Mester will be joined by San Francisco's John Williams, a centrist and ally of outgoing Chair Janet Yellen, and the Atlanta region's newly-appointed Raphael Bostic, who is an unknown but pegged as a dove by analysts at IHS Markit.

Thomas Barkin, who took over this month as president of the traditionally hawkish Richmond Fed also will be voting for the first time.

- A more challenging environment -

This week's meeting will be Yellen's last, and once she steps down at the start of February, President Donald Trump is in a position to stack the Fed's Board, with the chance name all but one of its seven members.

Jerome Powell, who will take over as Fed chair, has served on the board with Yellen since 2012 and is unlikely to depart too easily from the path she charted, having supported her post-crisis policy of painstakingly cautious rate increases.

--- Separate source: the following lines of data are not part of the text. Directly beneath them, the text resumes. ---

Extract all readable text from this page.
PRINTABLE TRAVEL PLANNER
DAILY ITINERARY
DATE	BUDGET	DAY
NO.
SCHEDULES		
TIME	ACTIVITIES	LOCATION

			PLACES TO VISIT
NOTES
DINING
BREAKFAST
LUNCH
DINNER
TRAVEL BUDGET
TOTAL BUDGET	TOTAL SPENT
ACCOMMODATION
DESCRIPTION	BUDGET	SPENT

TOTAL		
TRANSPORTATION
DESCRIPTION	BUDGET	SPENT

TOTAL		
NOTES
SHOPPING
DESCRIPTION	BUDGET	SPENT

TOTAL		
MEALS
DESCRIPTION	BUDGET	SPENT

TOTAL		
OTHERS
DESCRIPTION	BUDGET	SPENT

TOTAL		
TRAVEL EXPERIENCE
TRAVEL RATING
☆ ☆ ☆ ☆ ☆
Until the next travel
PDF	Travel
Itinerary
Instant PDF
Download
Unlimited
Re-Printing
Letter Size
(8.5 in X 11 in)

But observers say the jury is still out on conservative Trump nominee Marvin Goodfriend, a university professor and former Richmond Fed adviser.

Goodfriend struggled in Senate testimony this month to explain why his predictions of "disastrous" post-crisis inflation had been wrong.

He has frequently called for higher rates and scolded the Fed last year for failing to guard against the risk of rising prices -- but also favors allowing even negative rates when needed to stimulate growth.
 
University of Oregon economist Tim Duy, a keen Fed observer, told AFP the Fed would do well to avoid overreacting by raising rates more than three times.

"They will need to be wary of the long and variable lags in the policy process; they will need to take some time to see the impact of their past tightening," he said.

"So I tend to think you need further evidence of excessive inflationary risks before they ratchet up the pace of rate increases."

With Wall Street forging ever higher, Swonk of Grant Thornton said the Fed may also feel compelled to respond to prevent a bubble in asset prices, even though monetary policy tools are ill-suited to address those issues.

"So far, Chair Yellen gets to leave without leaving a ripple on financial markets," Swonk said.

"That's great to leave on that note and the ripples may be yet to come."